The following Competition practice note provides comprehensive and up to date legal information covering:
A conversation with Mr. Sarjeel Mowahid, Partner, Mr. Anas Farooq, Associate & Mr. Muhammad Areeb of ABS & CO on key issues on FDI control in Pakistan.
Pakistan is a federation whereby certain subjects are devolved to the competence of the provinces, while others are retained under the legislative competence of the federal government. As of passing of the 18th Amendment of the Constitution of 1973, there is a federal legislative list which covers the subjects on which the federal government is competent to legislate, while other subjects shall be legislated upon by the provinces.
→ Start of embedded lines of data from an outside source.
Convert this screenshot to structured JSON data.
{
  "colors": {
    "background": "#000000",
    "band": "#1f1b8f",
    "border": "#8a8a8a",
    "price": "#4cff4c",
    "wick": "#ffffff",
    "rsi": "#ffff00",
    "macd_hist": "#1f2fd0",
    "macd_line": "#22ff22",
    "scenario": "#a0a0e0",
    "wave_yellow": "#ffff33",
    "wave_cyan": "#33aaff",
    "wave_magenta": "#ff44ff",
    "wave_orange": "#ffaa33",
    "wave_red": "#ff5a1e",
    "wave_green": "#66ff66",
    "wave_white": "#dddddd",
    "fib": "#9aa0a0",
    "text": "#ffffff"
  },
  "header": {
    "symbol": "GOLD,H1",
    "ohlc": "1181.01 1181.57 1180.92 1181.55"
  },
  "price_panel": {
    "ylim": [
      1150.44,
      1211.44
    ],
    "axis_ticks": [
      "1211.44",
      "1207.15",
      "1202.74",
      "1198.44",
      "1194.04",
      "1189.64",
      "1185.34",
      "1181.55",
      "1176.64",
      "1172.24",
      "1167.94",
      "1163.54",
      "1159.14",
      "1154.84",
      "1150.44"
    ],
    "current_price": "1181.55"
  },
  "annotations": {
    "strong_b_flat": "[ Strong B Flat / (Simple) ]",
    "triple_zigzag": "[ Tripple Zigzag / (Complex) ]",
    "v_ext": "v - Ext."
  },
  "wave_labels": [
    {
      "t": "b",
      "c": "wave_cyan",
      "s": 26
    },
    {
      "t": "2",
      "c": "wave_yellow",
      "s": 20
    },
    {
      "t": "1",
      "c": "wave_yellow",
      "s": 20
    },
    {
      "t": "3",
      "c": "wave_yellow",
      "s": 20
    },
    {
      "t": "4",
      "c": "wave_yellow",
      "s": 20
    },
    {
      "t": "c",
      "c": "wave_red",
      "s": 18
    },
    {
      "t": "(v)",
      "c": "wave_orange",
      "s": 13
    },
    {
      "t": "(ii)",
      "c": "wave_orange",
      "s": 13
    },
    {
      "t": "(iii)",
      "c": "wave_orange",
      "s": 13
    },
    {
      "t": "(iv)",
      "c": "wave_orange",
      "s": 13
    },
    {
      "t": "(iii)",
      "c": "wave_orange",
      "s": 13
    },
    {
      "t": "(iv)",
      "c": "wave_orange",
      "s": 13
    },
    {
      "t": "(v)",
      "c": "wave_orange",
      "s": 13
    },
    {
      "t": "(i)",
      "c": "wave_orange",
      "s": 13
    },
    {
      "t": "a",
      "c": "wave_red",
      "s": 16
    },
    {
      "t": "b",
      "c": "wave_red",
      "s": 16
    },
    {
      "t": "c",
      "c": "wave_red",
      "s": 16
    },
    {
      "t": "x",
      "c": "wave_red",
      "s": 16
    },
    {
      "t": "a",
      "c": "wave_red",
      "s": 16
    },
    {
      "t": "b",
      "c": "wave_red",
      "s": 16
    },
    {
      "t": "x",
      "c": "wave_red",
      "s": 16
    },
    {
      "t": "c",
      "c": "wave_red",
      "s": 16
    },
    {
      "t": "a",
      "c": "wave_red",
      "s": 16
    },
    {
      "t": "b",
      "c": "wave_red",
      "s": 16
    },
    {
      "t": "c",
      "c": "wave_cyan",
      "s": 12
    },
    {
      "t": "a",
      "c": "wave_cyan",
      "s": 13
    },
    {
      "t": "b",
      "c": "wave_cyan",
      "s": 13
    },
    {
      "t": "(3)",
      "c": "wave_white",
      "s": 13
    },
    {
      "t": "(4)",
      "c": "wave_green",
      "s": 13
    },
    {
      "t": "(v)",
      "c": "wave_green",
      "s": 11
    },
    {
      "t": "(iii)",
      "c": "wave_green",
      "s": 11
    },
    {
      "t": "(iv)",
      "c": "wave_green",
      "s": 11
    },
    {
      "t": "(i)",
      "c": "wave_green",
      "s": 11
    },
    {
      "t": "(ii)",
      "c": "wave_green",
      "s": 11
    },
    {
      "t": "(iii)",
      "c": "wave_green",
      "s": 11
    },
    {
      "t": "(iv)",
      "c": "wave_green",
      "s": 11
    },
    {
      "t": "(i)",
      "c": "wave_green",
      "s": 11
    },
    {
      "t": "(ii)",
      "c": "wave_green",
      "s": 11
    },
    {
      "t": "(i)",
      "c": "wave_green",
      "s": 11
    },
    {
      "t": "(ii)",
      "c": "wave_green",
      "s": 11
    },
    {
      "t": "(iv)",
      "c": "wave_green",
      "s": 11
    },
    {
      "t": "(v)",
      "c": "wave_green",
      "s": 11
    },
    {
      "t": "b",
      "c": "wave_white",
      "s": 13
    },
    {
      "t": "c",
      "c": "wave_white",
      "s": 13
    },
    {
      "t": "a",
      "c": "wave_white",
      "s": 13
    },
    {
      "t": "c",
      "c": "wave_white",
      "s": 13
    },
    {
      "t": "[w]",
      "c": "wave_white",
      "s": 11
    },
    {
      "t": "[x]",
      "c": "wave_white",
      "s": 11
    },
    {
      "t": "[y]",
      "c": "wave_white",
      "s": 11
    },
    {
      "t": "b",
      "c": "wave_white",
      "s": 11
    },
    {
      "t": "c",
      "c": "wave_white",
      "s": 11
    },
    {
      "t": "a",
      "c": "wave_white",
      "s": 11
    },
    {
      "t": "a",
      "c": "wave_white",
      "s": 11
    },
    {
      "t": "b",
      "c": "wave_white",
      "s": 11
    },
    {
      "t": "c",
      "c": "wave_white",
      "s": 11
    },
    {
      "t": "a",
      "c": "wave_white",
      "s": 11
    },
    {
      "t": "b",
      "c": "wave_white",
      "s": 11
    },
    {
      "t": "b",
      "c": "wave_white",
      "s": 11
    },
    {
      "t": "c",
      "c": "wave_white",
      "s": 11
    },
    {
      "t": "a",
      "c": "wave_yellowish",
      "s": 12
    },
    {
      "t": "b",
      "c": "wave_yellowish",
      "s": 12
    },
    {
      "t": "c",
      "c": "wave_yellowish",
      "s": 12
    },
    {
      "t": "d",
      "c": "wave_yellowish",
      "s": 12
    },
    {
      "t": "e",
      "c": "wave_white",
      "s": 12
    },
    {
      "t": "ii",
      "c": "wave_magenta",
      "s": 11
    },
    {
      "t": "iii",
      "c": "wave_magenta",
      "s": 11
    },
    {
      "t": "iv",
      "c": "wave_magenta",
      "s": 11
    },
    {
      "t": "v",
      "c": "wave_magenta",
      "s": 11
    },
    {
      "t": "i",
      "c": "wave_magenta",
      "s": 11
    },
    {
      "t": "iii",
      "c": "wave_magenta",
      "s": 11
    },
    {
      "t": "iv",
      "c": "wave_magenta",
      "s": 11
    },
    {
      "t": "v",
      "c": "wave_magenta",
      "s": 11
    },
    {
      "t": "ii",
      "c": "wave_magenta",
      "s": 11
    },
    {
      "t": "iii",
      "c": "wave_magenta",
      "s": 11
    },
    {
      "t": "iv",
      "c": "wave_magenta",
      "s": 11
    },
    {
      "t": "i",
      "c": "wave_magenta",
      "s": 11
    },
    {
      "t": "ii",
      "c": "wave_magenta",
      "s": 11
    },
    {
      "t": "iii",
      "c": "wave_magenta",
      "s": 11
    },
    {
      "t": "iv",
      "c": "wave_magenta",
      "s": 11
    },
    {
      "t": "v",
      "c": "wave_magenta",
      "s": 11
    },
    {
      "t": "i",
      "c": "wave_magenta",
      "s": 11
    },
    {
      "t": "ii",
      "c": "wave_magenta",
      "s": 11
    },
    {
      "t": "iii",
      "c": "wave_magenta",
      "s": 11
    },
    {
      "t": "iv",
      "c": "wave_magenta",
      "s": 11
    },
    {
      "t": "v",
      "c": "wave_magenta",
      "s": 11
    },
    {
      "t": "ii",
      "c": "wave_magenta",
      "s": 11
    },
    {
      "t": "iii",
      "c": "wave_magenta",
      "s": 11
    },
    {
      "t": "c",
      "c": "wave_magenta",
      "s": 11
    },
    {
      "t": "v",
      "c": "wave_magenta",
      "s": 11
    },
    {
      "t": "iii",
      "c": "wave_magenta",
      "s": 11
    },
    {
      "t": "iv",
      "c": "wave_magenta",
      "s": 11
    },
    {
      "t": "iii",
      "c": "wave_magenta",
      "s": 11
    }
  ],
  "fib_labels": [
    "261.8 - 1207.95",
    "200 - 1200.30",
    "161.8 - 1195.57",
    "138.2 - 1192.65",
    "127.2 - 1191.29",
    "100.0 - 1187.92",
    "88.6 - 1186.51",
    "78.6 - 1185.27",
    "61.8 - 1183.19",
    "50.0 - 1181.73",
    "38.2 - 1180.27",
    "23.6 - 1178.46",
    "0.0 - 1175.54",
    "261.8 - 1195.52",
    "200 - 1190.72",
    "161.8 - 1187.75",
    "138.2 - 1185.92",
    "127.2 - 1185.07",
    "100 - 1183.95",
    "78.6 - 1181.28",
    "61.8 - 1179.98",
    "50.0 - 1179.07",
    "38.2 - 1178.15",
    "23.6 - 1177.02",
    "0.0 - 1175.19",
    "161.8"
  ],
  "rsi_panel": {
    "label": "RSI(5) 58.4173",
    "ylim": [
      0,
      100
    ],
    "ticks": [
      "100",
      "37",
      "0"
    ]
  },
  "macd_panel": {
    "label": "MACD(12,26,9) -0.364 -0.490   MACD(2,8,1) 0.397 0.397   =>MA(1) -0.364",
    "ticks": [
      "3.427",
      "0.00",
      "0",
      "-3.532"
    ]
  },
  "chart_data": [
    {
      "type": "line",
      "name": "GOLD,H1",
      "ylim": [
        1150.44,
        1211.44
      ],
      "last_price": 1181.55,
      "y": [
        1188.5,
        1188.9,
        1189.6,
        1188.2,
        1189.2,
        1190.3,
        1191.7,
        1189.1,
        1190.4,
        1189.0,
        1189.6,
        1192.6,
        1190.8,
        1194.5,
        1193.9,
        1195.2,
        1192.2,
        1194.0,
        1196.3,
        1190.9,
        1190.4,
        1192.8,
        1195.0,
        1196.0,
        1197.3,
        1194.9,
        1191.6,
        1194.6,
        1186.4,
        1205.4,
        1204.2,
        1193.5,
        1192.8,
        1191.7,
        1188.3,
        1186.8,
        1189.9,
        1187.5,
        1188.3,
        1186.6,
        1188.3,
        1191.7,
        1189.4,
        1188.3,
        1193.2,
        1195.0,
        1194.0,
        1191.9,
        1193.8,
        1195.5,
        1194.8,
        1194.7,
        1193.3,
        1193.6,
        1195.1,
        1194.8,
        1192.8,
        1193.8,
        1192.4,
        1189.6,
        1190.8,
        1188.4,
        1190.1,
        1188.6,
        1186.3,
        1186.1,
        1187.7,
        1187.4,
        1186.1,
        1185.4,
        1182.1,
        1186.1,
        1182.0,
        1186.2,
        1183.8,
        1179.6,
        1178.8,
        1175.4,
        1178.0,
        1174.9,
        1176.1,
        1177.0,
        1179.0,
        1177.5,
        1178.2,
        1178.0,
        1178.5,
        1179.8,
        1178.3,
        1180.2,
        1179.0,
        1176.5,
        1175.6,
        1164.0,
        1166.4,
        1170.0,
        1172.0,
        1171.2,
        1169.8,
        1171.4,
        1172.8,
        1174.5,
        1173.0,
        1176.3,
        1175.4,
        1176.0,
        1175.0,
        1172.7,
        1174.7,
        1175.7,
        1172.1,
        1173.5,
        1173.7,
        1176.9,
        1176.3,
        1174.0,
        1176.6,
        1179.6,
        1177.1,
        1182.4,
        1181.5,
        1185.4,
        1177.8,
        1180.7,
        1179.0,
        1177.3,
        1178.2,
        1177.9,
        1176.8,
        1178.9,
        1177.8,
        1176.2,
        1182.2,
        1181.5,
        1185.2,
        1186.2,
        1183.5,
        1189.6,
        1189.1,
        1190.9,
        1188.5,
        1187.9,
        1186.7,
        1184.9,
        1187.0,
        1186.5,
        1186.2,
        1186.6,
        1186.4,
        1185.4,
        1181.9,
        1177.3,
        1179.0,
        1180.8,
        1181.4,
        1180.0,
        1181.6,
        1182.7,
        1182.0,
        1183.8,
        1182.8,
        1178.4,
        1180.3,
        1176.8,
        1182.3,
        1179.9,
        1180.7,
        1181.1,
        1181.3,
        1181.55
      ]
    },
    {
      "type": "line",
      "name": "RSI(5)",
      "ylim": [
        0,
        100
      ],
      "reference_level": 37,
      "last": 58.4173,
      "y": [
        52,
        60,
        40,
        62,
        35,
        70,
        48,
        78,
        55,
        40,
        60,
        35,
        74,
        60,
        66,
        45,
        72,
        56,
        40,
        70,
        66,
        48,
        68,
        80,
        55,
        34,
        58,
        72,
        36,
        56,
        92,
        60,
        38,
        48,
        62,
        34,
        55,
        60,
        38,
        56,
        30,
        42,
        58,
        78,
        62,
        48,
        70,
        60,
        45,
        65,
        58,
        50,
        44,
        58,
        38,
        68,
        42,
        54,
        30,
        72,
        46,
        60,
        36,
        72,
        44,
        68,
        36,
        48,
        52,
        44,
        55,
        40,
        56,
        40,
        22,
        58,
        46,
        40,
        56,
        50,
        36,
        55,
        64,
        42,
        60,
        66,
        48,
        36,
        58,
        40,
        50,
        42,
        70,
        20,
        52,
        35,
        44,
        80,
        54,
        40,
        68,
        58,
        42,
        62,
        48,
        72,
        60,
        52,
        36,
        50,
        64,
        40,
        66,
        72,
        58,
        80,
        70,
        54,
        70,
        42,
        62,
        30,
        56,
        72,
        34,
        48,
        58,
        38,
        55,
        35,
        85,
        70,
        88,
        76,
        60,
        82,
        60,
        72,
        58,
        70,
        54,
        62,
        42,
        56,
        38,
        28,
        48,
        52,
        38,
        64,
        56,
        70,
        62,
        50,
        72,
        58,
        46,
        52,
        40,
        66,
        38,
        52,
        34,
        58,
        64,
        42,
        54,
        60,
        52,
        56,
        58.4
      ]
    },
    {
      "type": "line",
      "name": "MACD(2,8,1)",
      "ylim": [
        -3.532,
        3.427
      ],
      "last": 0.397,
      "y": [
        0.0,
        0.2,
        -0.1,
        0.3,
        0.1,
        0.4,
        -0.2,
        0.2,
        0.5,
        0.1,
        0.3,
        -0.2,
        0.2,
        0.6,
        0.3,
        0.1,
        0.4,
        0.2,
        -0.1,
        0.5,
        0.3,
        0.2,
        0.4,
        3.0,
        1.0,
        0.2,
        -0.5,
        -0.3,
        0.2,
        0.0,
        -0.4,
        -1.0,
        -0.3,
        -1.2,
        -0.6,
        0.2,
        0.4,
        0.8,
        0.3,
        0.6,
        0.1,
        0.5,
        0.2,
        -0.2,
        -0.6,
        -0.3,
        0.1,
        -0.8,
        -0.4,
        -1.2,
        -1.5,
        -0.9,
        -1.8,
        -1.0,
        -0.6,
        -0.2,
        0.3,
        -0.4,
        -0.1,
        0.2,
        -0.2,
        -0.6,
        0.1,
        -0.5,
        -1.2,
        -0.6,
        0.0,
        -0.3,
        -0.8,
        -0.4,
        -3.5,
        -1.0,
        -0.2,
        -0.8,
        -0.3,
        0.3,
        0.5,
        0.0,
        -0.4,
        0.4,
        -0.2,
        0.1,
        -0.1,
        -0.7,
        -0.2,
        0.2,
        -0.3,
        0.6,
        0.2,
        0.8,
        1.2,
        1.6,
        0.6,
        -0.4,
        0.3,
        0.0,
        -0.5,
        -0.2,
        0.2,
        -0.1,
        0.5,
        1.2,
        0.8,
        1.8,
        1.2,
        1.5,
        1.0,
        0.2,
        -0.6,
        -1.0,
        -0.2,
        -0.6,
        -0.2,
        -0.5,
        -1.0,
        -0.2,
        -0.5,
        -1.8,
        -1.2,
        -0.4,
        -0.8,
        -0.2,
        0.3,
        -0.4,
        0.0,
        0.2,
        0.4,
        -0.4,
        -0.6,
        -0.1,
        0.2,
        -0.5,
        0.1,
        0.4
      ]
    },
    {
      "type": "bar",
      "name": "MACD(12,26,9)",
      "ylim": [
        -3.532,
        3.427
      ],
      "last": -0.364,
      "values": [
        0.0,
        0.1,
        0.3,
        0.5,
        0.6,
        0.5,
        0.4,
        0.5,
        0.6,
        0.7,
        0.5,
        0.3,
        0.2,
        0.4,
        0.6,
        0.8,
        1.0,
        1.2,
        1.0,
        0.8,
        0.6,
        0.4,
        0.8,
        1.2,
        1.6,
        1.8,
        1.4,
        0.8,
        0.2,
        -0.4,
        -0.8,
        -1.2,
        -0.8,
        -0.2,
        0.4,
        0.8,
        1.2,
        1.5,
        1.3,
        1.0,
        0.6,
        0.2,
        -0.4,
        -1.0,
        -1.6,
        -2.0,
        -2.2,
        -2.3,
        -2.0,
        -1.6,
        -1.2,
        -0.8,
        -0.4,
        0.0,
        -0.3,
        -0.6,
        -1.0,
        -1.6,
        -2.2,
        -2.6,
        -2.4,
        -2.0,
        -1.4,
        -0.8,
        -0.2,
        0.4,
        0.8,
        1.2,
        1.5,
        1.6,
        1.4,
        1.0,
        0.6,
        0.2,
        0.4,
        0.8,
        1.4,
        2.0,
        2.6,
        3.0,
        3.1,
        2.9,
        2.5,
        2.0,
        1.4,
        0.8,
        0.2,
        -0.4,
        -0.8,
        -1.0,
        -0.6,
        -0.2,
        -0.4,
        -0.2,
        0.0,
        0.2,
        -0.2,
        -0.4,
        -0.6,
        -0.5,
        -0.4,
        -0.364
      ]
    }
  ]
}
It may be noted that the scope of the article is limited to the overall investment regime applicable to foreign investors, with a primary focus on federal legislation. Sectoral and provincial laws may be applicable in addition to the laws mentioned below, and it is pivotal that professional advice is sought with regards to the nature of the investment being made. Regardless, the main laws are as follows:
Foreign Exchange Regulation Act 1947 (FERA);
The purpose of the Act is to regulate payments and dealings in foreign exchange and securities and the import and export of currency and bullion. The Act imposes certain restrictions on dealing in foreign exchange which are subject to general and special exemptions from the State Bank of Pakistan (SBP).